HubSpot Marketing Hub (pop-up component)
HubSpot gets a reprise in the lead capture section because of its pop-up tool. It lets you deploy pop-up forms which can be triggered when a user is about to leave, has scrolled to a pre-specified point or spent a specified amount of time on the page — capturing leads that might’ve otherwise left the page without converting. Sumo Pro is another tool for pop-up forms, although it’s less customizable than HubSpot’s.
Hotjar (starting at $89 / advanced)
Once you have a decent amount of qualified traffic visiting your site, you should use tools like Hotjar for insight on how to tweak your website to boost conversion rates (and get more leads). It’ll tell you where people are clicking, how far they’re scrolling and where they’re falling off in your conversion funnel. And you can even record user sessions to see how people interact with key pages on your site.

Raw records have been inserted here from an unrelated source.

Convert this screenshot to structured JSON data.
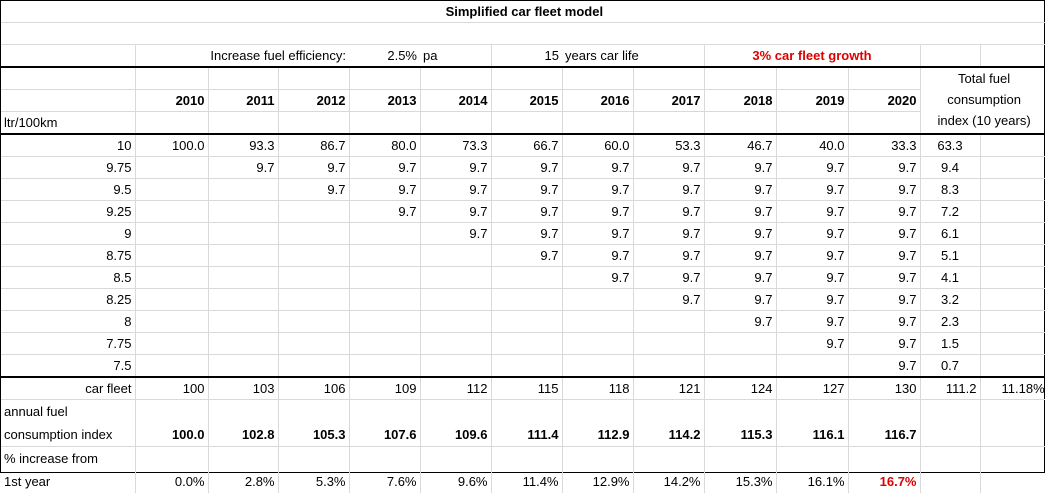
{
  "title": "Simplified car fleet model",
  "assumptions": {
    "efficiency_label": "Increase fuel efficiency:",
    "efficiency_value": "2.5%",
    "efficiency_unit": "pa",
    "life_value": "15",
    "life_label": "years car life",
    "growth_label": "3% car fleet growth"
  },
  "years": [
    "2010",
    "2011",
    "2012",
    "2013",
    "2014",
    "2015",
    "2016",
    "2017",
    "2018",
    "2019",
    "2020"
  ],
  "total_header": [
    "Total fuel",
    "consumption",
    "index (10 years)"
  ],
  "unit_label": "ltr/100km",
  "rows": [
    {
      "label": "10",
      "cells": [
        "100.0",
        "93.3",
        "86.7",
        "80.0",
        "73.3",
        "66.7",
        "60.0",
        "53.3",
        "46.7",
        "40.0",
        "33.3"
      ],
      "total": "63.3"
    },
    {
      "label": "9.75",
      "cells": [
        "",
        "9.7",
        "9.7",
        "9.7",
        "9.7",
        "9.7",
        "9.7",
        "9.7",
        "9.7",
        "9.7",
        "9.7"
      ],
      "total": "9.4"
    },
    {
      "label": "9.5",
      "cells": [
        "",
        "",
        "9.7",
        "9.7",
        "9.7",
        "9.7",
        "9.7",
        "9.7",
        "9.7",
        "9.7",
        "9.7"
      ],
      "total": "8.3"
    },
    {
      "label": "9.25",
      "cells": [
        "",
        "",
        "",
        "9.7",
        "9.7",
        "9.7",
        "9.7",
        "9.7",
        "9.7",
        "9.7",
        "9.7"
      ],
      "total": "7.2"
    },
    {
      "label": "9",
      "cells": [
        "",
        "",
        "",
        "",
        "9.7",
        "9.7",
        "9.7",
        "9.7",
        "9.7",
        "9.7",
        "9.7"
      ],
      "total": "6.1"
    },
    {
      "label": "8.75",
      "cells": [
        "",
        "",
        "",
        "",
        "",
        "9.7",
        "9.7",
        "9.7",
        "9.7",
        "9.7",
        "9.7"
      ],
      "total": "5.1"
    },
    {
      "label": "8.5",
      "cells": [
        "",
        "",
        "",
        "",
        "",
        "",
        "9.7",
        "9.7",
        "9.7",
        "9.7",
        "9.7"
      ],
      "total": "4.1"
    },
    {
      "label": "8.25",
      "cells": [
        "",
        "",
        "",
        "",
        "",
        "",
        "",
        "9.7",
        "9.7",
        "9.7",
        "9.7"
      ],
      "total": "3.2"
    },
    {
      "label": "8",
      "cells": [
        "",
        "",
        "",
        "",
        "",
        "",
        "",
        "",
        "9.7",
        "9.7",
        "9.7"
      ],
      "total": "2.3"
    },
    {
      "label": "7.75",
      "cells": [
        "",
        "",
        "",
        "",
        "",
        "",
        "",
        "",
        "",
        "9.7",
        "9.7"
      ],
      "total": "1.5"
    },
    {
      "label": "7.5",
      "cells": [
        "",
        "",
        "",
        "",
        "",
        "",
        "",
        "",
        "",
        "",
        "9.7"
      ],
      "total": "0.7"
    }
  ],
  "car_fleet": {
    "label": "car fleet",
    "values": [
      "100",
      "103",
      "106",
      "109",
      "112",
      "115",
      "118",
      "121",
      "124",
      "127",
      "130"
    ],
    "total": "111.2",
    "extra": "11.18%"
  },
  "annual": {
    "label_1": "annual fuel",
    "label_2": "consumption index",
    "values": [
      "100.0",
      "102.8",
      "105.3",
      "107.6",
      "109.6",
      "111.4",
      "112.9",
      "114.2",
      "115.3",
      "116.1",
      "116.7"
    ]
  },
  "increase": {
    "label_1": "% increase from",
    "label_2": "1st year",
    "values": [
      "0.0%",
      "2.8%",
      "5.3%",
      "7.6%",
      "9.6%",
      "11.4%",
      "12.9%",
      "14.2%",
      "15.3%",
      "16.1%",
      "16.7%"
    ],
    "highlight_color": "#e00000"
  },
  "grid_color": "#d9d9d9"
}
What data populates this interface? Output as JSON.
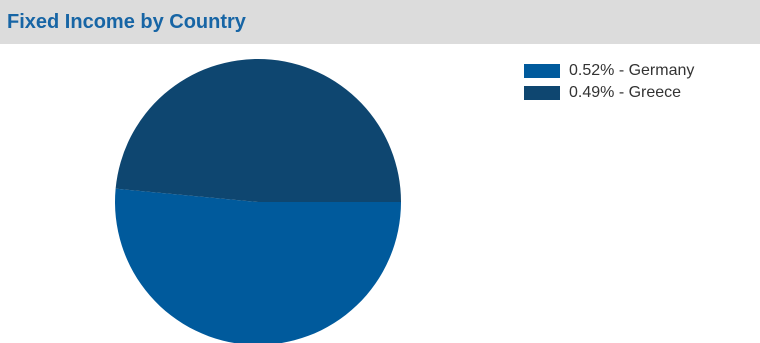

You can use these insights to inform page redesigns, website rebuilds and navigation optimizations to create user experiences which encourage higher rates of conversion (e.g., from 2% conversion to 3%).
But it’s important to remember you’re playing with percentages, so you want to make sure there’s enough traffic to warrant your effort. If you only have 100 visitors, going from a 2% conversion rate to 3% will only get you one more lead. But if you have 10,000 visitors every month, that same rate increase will get you 100 more leads — and that’s worth your time.
Next to personal phone calls, email is the communication channel that salespeople rate most successful. And it can be automated, saving your team time while still inching prospects closer to purchase. The tools in this section will help you turn cold leads into warm, sales-ready ones.
HubSpot Marketing Hub (e-blast and automated workflow component)
Yes, I’m listing HubSpot again, this time for its robust email functionality. You can send e-blasts to segmented lists of your lead database, and set up autoresponders and workflows that trigger after downloading a guide or requesting a consultation. For beginners, HubSpot has a drag-and-drop editor that simplifies the email creation process. And it comes in the package with all the other tools we’ve already talked about.
MailChimp Grow (starting at $10 per month / beginner)
If you’re on a different CRM that doesn’t have email functionality, MailChimp Grow is a great tool to create e-blasts and automated drip campaigns. And at $10 a month, it won’t break your martech budget.